Me: (boys heckling us in the background) I'M DONE.
Coach: ME TOO.
I went into the kitchen and called the 1-800 number. Now on speed dial. Coach and Curly and Reg played memory with Larry - something that had worked for me a few nights prior. Harry moved to the study where he tore up all my papers. Larry switched back to regular mode and appeared in the kitchen after the game: I'M GONNA GO TAKE MY SHOWER, MOMMY. GOOD NIGHT. LOVE YOU.
The days are long, not out of a shortage of diapers to change. I have today off. I'm still in my jammies. I might skip my workout. Who am I kidding? I'm not completely falling apart.

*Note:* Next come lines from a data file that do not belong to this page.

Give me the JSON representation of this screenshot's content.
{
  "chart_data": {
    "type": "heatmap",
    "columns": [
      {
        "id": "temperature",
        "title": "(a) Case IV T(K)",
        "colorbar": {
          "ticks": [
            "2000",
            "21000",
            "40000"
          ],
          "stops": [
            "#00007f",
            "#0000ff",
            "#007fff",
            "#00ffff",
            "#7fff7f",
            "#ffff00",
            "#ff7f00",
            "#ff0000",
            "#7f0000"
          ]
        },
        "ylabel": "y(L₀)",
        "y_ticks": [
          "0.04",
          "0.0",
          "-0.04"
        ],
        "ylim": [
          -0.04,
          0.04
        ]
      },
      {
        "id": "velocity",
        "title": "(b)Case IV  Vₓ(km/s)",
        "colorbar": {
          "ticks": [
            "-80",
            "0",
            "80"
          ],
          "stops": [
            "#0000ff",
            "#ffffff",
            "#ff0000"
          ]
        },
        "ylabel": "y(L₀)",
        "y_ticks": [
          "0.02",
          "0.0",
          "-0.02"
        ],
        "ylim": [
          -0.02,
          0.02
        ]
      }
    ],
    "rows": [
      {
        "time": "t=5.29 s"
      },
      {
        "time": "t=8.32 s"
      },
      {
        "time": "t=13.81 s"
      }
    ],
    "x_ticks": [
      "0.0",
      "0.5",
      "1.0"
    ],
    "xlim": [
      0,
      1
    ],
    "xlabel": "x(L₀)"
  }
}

Grief. Coping. Playing head games. It's hard. I never dreamt it would be THIS hard. Regular life stuff is still happening. Homecoming dresses, daycare kids turnover and interviews, college applications, dinner, silent treatment, etc. Gotta keep up. I broke down crying during one of Curly's school b-ball games the other day. Only Curly and her BFF know how to dribble or pass or shoot, so the games are something to behold, quite the two-woman show. We've still only lost one game, and Curly was totally off her A game the day they lost. Nerves?

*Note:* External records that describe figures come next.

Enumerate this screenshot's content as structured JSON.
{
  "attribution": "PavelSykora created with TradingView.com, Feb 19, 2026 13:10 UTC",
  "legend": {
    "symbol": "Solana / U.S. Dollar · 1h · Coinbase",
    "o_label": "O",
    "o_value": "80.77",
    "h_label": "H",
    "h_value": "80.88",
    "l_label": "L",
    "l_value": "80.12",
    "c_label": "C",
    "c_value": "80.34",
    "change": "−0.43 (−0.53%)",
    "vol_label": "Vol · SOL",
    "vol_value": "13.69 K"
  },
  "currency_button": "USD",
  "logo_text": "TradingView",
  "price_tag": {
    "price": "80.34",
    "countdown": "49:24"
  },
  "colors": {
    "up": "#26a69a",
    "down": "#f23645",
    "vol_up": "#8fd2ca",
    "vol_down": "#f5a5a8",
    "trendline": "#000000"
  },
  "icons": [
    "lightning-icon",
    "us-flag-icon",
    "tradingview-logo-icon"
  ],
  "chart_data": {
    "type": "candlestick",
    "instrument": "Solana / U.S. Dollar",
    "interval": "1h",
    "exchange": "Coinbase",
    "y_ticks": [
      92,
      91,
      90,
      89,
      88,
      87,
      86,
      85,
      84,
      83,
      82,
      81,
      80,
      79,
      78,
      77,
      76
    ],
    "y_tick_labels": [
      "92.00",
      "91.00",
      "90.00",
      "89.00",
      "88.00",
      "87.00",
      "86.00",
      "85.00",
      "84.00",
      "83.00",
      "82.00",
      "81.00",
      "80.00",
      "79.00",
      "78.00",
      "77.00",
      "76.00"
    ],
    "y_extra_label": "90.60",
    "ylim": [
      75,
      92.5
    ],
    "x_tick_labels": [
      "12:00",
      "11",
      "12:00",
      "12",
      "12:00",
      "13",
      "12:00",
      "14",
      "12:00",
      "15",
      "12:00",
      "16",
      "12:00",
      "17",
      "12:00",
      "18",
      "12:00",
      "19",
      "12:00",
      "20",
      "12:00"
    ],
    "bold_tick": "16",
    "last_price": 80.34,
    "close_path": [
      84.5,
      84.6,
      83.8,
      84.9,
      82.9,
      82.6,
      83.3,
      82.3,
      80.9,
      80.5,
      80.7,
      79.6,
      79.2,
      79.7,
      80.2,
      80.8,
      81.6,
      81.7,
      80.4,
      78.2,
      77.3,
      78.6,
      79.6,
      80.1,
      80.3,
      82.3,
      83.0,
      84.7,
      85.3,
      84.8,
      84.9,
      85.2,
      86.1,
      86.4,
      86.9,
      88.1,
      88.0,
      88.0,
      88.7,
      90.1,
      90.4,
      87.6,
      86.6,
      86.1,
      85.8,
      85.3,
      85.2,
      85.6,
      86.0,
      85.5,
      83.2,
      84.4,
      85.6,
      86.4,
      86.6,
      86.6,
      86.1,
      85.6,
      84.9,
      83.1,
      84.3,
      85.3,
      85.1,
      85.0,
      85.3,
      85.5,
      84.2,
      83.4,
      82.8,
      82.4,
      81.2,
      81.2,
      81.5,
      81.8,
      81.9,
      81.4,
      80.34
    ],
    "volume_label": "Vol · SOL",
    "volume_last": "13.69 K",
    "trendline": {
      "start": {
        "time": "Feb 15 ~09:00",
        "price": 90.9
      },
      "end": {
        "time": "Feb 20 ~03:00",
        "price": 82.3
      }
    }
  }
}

Anyway, she rolled her ankle and she kept playing while she was crying. I couldn't control my emotions. Reg was sitting next to me. He'd skipped his workout to attend this, the one game we assumed we 'd lose because we were playing a school twice our size. He whispered I'M NOT SITTING NEXT TO YOU AGAIN when he saw my tears. We won the game. I gathered myself. Temporarily. I choked up again though when cool-Mr.-High-School Reg charged onto the court to congratulate a limping 8th grade Curly after the game. I also cried at he first school game, because the boys were looking forward to attending it.
compliments of giphy.gif
Our loss is public. So many people knew. There is shame involved, even if there shouldn't be. Coach and I had so much encouragement from so many people, we can't help but feel that we've let people down. We feel we let the boys down. We never dreamt that we'd return them. We were in it no matter what. We just couldn't have imagined the 'what.' This was a dream we'd worked towards for over 5 years. Together. And it ends here. We feel bamboozled and we moving on. Trying to. How often does a couple BOTH decide to get on this crazy train? Shit. I could go on and on about how I feel, right or wrong, senseless or not, better days, worse days. How it comes in waves.

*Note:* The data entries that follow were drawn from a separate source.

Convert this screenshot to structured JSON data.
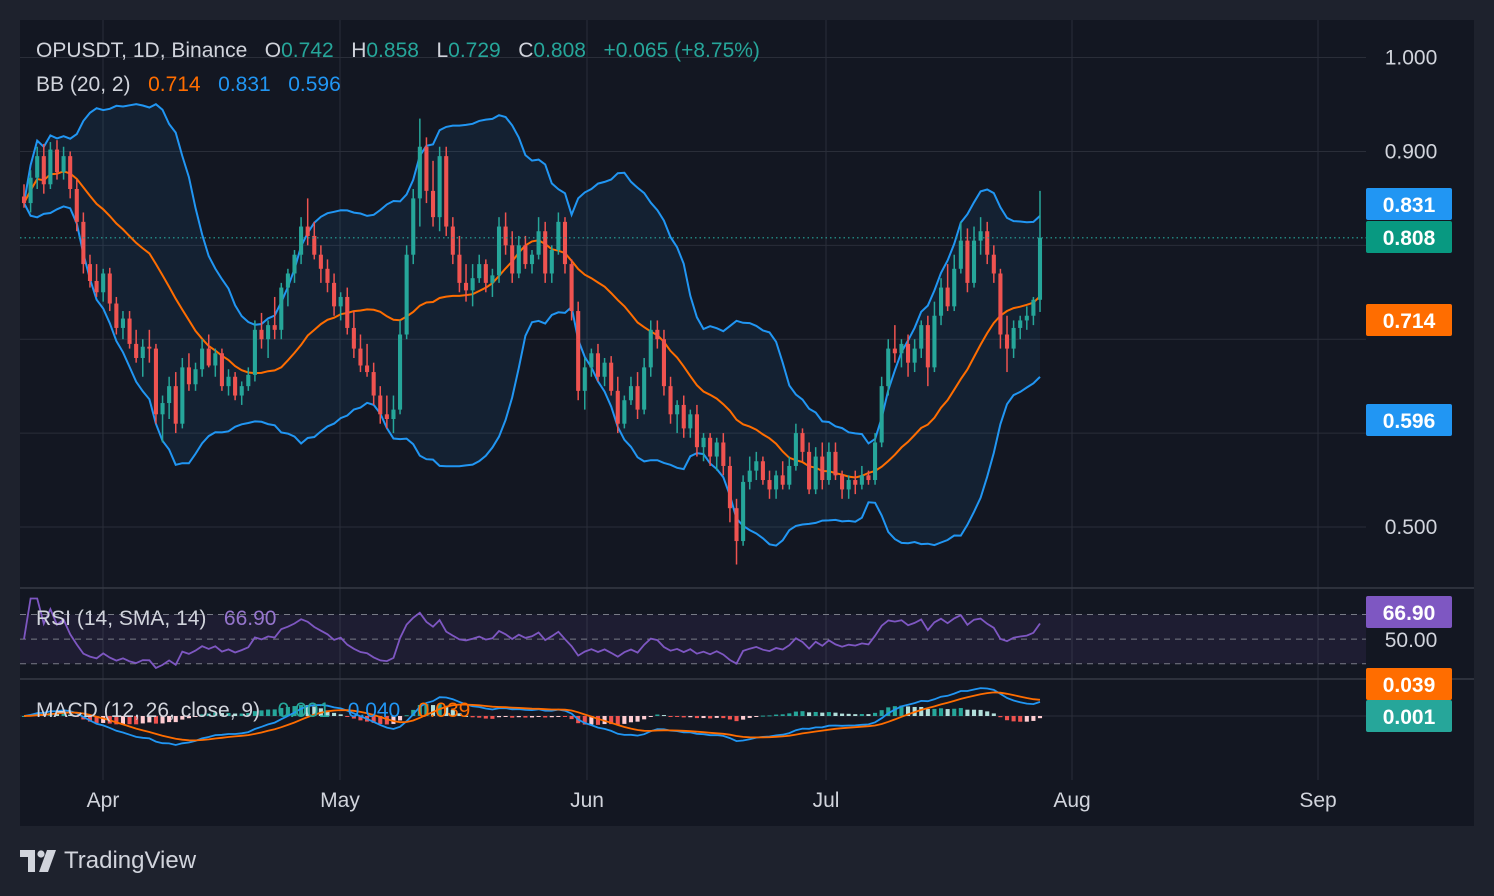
{
  "legend": {
    "symbol": "OPUSDT, 1D, Binance",
    "o_label": "O",
    "o": "0.742",
    "h_label": "H",
    "h": "0.858",
    "l_label": "L",
    "l": "0.729",
    "c_label": "C",
    "c": "0.808",
    "change": "+0.065 (+8.75%)",
    "bb_label": "BB (20, 2)",
    "bb_basis": "0.714",
    "bb_upper": "0.831",
    "bb_lower": "0.596",
    "rsi_label": "RSI (14, SMA, 14)",
    "rsi_value": "66.90",
    "macd_label": "MACD (12, 26, close, 9)",
    "macd_hist": "0.001",
    "macd_line": "0.040",
    "macd_signal": "0.039"
  },
  "brand": "TradingView",
  "colors": {
    "up": "#26a69a",
    "down": "#ef5350",
    "background": "#131722",
    "frame": "#1e222d",
    "grid": "#2a2e39",
    "bb_basis": "#ff6d00",
    "bb_band": "#2196f3",
    "rsi": "#7e57c2",
    "price_label": "#089981"
  },
  "chart_data": {
    "type": "candlestick",
    "price_axis": {
      "ticks": [
        "1.000",
        "0.900",
        "0.500"
      ],
      "ylim": [
        0.435,
        1.04
      ]
    },
    "x_axis": {
      "ticks": [
        "Apr",
        "May",
        "Jun",
        "Jul",
        "Aug",
        "Sep"
      ]
    },
    "price_labels": [
      {
        "name": "bb-upper",
        "value": "0.831",
        "color": "#2196f3"
      },
      {
        "name": "close",
        "value": "0.808",
        "color": "#089981"
      },
      {
        "name": "bb-basis",
        "value": "0.714",
        "color": "#ff6d00"
      },
      {
        "name": "bb-lower",
        "value": "0.596",
        "color": "#2196f3"
      }
    ],
    "rsi_axis": {
      "ticks": [
        "50.00"
      ],
      "label": "66.90",
      "bands": [
        70,
        50,
        30
      ]
    },
    "macd_axis": {
      "labels": [
        {
          "name": "macd-signal",
          "value": "0.039",
          "color": "#ff6d00"
        },
        {
          "name": "macd-hist",
          "value": "0.001",
          "color": "#26a69a"
        }
      ]
    },
    "candles": [
      [
        0.852,
        0.865,
        0.84,
        0.845
      ],
      [
        0.845,
        0.88,
        0.835,
        0.872
      ],
      [
        0.872,
        0.905,
        0.86,
        0.895
      ],
      [
        0.895,
        0.908,
        0.855,
        0.865
      ],
      [
        0.865,
        0.91,
        0.86,
        0.902
      ],
      [
        0.902,
        0.912,
        0.87,
        0.878
      ],
      [
        0.878,
        0.905,
        0.87,
        0.895
      ],
      [
        0.895,
        0.9,
        0.85,
        0.86
      ],
      [
        0.86,
        0.87,
        0.815,
        0.825
      ],
      [
        0.825,
        0.835,
        0.77,
        0.78
      ],
      [
        0.78,
        0.79,
        0.755,
        0.762
      ],
      [
        0.762,
        0.78,
        0.745,
        0.75
      ],
      [
        0.75,
        0.775,
        0.74,
        0.77
      ],
      [
        0.77,
        0.776,
        0.73,
        0.738
      ],
      [
        0.738,
        0.745,
        0.705,
        0.712
      ],
      [
        0.712,
        0.73,
        0.7,
        0.722
      ],
      [
        0.722,
        0.73,
        0.69,
        0.695
      ],
      [
        0.695,
        0.71,
        0.675,
        0.68
      ],
      [
        0.68,
        0.7,
        0.66,
        0.692
      ],
      [
        0.692,
        0.71,
        0.675,
        0.69
      ],
      [
        0.69,
        0.695,
        0.61,
        0.62
      ],
      [
        0.62,
        0.64,
        0.59,
        0.632
      ],
      [
        0.632,
        0.66,
        0.615,
        0.65
      ],
      [
        0.65,
        0.665,
        0.6,
        0.61
      ],
      [
        0.61,
        0.68,
        0.605,
        0.67
      ],
      [
        0.67,
        0.685,
        0.645,
        0.652
      ],
      [
        0.652,
        0.675,
        0.645,
        0.668
      ],
      [
        0.668,
        0.7,
        0.66,
        0.69
      ],
      [
        0.69,
        0.705,
        0.67,
        0.672
      ],
      [
        0.672,
        0.69,
        0.66,
        0.685
      ],
      [
        0.685,
        0.69,
        0.645,
        0.65
      ],
      [
        0.65,
        0.668,
        0.64,
        0.66
      ],
      [
        0.66,
        0.665,
        0.635,
        0.64
      ],
      [
        0.64,
        0.655,
        0.63,
        0.65
      ],
      [
        0.65,
        0.67,
        0.645,
        0.662
      ],
      [
        0.662,
        0.72,
        0.655,
        0.71
      ],
      [
        0.71,
        0.728,
        0.69,
        0.7
      ],
      [
        0.7,
        0.72,
        0.68,
        0.715
      ],
      [
        0.715,
        0.745,
        0.7,
        0.71
      ],
      [
        0.71,
        0.76,
        0.7,
        0.755
      ],
      [
        0.755,
        0.775,
        0.735,
        0.77
      ],
      [
        0.77,
        0.795,
        0.76,
        0.79
      ],
      [
        0.79,
        0.83,
        0.78,
        0.82
      ],
      [
        0.82,
        0.85,
        0.8,
        0.81
      ],
      [
        0.81,
        0.825,
        0.785,
        0.79
      ],
      [
        0.79,
        0.8,
        0.76,
        0.775
      ],
      [
        0.775,
        0.785,
        0.75,
        0.76
      ],
      [
        0.76,
        0.77,
        0.725,
        0.735
      ],
      [
        0.735,
        0.75,
        0.72,
        0.745
      ],
      [
        0.745,
        0.755,
        0.705,
        0.712
      ],
      [
        0.712,
        0.73,
        0.68,
        0.69
      ],
      [
        0.69,
        0.705,
        0.665,
        0.672
      ],
      [
        0.672,
        0.695,
        0.66,
        0.665
      ],
      [
        0.665,
        0.675,
        0.63,
        0.64
      ],
      [
        0.64,
        0.65,
        0.61,
        0.62
      ],
      [
        0.62,
        0.64,
        0.605,
        0.615
      ],
      [
        0.615,
        0.64,
        0.6,
        0.625
      ],
      [
        0.625,
        0.72,
        0.62,
        0.705
      ],
      [
        0.705,
        0.8,
        0.7,
        0.79
      ],
      [
        0.79,
        0.86,
        0.78,
        0.85
      ],
      [
        0.85,
        0.935,
        0.82,
        0.905
      ],
      [
        0.905,
        0.915,
        0.845,
        0.858
      ],
      [
        0.858,
        0.89,
        0.82,
        0.83
      ],
      [
        0.83,
        0.905,
        0.815,
        0.895
      ],
      [
        0.895,
        0.905,
        0.81,
        0.82
      ],
      [
        0.82,
        0.83,
        0.78,
        0.79
      ],
      [
        0.79,
        0.81,
        0.75,
        0.76
      ],
      [
        0.76,
        0.78,
        0.74,
        0.752
      ],
      [
        0.752,
        0.78,
        0.735,
        0.765
      ],
      [
        0.765,
        0.79,
        0.76,
        0.78
      ],
      [
        0.78,
        0.785,
        0.75,
        0.76
      ],
      [
        0.76,
        0.775,
        0.745,
        0.768
      ],
      [
        0.768,
        0.83,
        0.76,
        0.82
      ],
      [
        0.82,
        0.835,
        0.79,
        0.8
      ],
      [
        0.8,
        0.815,
        0.76,
        0.77
      ],
      [
        0.77,
        0.81,
        0.765,
        0.8
      ],
      [
        0.8,
        0.81,
        0.775,
        0.78
      ],
      [
        0.78,
        0.795,
        0.77,
        0.79
      ],
      [
        0.79,
        0.83,
        0.785,
        0.815
      ],
      [
        0.815,
        0.825,
        0.76,
        0.77
      ],
      [
        0.77,
        0.8,
        0.76,
        0.795
      ],
      [
        0.795,
        0.835,
        0.79,
        0.825
      ],
      [
        0.825,
        0.83,
        0.77,
        0.78
      ],
      [
        0.78,
        0.785,
        0.72,
        0.73
      ],
      [
        0.73,
        0.74,
        0.635,
        0.645
      ],
      [
        0.645,
        0.68,
        0.625,
        0.67
      ],
      [
        0.67,
        0.69,
        0.66,
        0.685
      ],
      [
        0.685,
        0.695,
        0.655,
        0.66
      ],
      [
        0.66,
        0.68,
        0.65,
        0.675
      ],
      [
        0.675,
        0.682,
        0.64,
        0.645
      ],
      [
        0.645,
        0.66,
        0.6,
        0.61
      ],
      [
        0.61,
        0.64,
        0.605,
        0.635
      ],
      [
        0.635,
        0.66,
        0.63,
        0.65
      ],
      [
        0.65,
        0.665,
        0.615,
        0.625
      ],
      [
        0.625,
        0.68,
        0.62,
        0.67
      ],
      [
        0.67,
        0.72,
        0.66,
        0.71
      ],
      [
        0.71,
        0.72,
        0.69,
        0.7
      ],
      [
        0.7,
        0.71,
        0.64,
        0.65
      ],
      [
        0.65,
        0.66,
        0.61,
        0.62
      ],
      [
        0.62,
        0.635,
        0.6,
        0.63
      ],
      [
        0.63,
        0.64,
        0.595,
        0.605
      ],
      [
        0.605,
        0.625,
        0.595,
        0.62
      ],
      [
        0.62,
        0.63,
        0.575,
        0.585
      ],
      [
        0.585,
        0.6,
        0.57,
        0.595
      ],
      [
        0.595,
        0.6,
        0.565,
        0.575
      ],
      [
        0.575,
        0.595,
        0.56,
        0.59
      ],
      [
        0.59,
        0.6,
        0.555,
        0.565
      ],
      [
        0.565,
        0.575,
        0.505,
        0.52
      ],
      [
        0.52,
        0.53,
        0.46,
        0.485
      ],
      [
        0.485,
        0.555,
        0.48,
        0.548
      ],
      [
        0.548,
        0.575,
        0.54,
        0.56
      ],
      [
        0.56,
        0.58,
        0.55,
        0.57
      ],
      [
        0.57,
        0.575,
        0.545,
        0.55
      ],
      [
        0.55,
        0.56,
        0.53,
        0.54
      ],
      [
        0.54,
        0.56,
        0.53,
        0.555
      ],
      [
        0.555,
        0.57,
        0.54,
        0.545
      ],
      [
        0.545,
        0.575,
        0.54,
        0.565
      ],
      [
        0.565,
        0.61,
        0.56,
        0.6
      ],
      [
        0.6,
        0.605,
        0.57,
        0.58
      ],
      [
        0.58,
        0.59,
        0.535,
        0.54
      ],
      [
        0.54,
        0.585,
        0.535,
        0.575
      ],
      [
        0.575,
        0.59,
        0.54,
        0.55
      ],
      [
        0.55,
        0.59,
        0.545,
        0.58
      ],
      [
        0.58,
        0.59,
        0.55,
        0.555
      ],
      [
        0.555,
        0.56,
        0.53,
        0.54
      ],
      [
        0.54,
        0.555,
        0.53,
        0.55
      ],
      [
        0.55,
        0.56,
        0.535,
        0.545
      ],
      [
        0.545,
        0.565,
        0.54,
        0.555
      ],
      [
        0.555,
        0.56,
        0.545,
        0.55
      ],
      [
        0.55,
        0.6,
        0.545,
        0.59
      ],
      [
        0.59,
        0.66,
        0.585,
        0.65
      ],
      [
        0.65,
        0.7,
        0.64,
        0.69
      ],
      [
        0.69,
        0.715,
        0.675,
        0.685
      ],
      [
        0.685,
        0.7,
        0.67,
        0.695
      ],
      [
        0.695,
        0.705,
        0.66,
        0.675
      ],
      [
        0.675,
        0.7,
        0.665,
        0.69
      ],
      [
        0.69,
        0.72,
        0.68,
        0.715
      ],
      [
        0.715,
        0.725,
        0.65,
        0.67
      ],
      [
        0.67,
        0.74,
        0.665,
        0.725
      ],
      [
        0.725,
        0.765,
        0.715,
        0.755
      ],
      [
        0.755,
        0.78,
        0.73,
        0.735
      ],
      [
        0.735,
        0.79,
        0.73,
        0.775
      ],
      [
        0.775,
        0.825,
        0.77,
        0.805
      ],
      [
        0.805,
        0.818,
        0.75,
        0.76
      ],
      [
        0.76,
        0.82,
        0.755,
        0.805
      ],
      [
        0.805,
        0.83,
        0.79,
        0.815
      ],
      [
        0.815,
        0.825,
        0.78,
        0.79
      ],
      [
        0.79,
        0.8,
        0.76,
        0.77
      ],
      [
        0.77,
        0.775,
        0.69,
        0.705
      ],
      [
        0.705,
        0.725,
        0.665,
        0.69
      ],
      [
        0.69,
        0.72,
        0.68,
        0.712
      ],
      [
        0.712,
        0.725,
        0.7,
        0.72
      ],
      [
        0.72,
        0.735,
        0.71,
        0.725
      ],
      [
        0.725,
        0.745,
        0.715,
        0.742
      ],
      [
        0.742,
        0.858,
        0.729,
        0.808
      ]
    ]
  }
}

This has gotten OUT-OF-HAND long and I haven't even told you why I'm mad at a few of my favorite SILs. I have some anger at the moment and God help the people who cross me.
I'll be fine. Eventually. In the meantime, thanks for reading along and sending such warm thoughts, encouraging words, and comforting prayers. I appreciate this group more than I can express.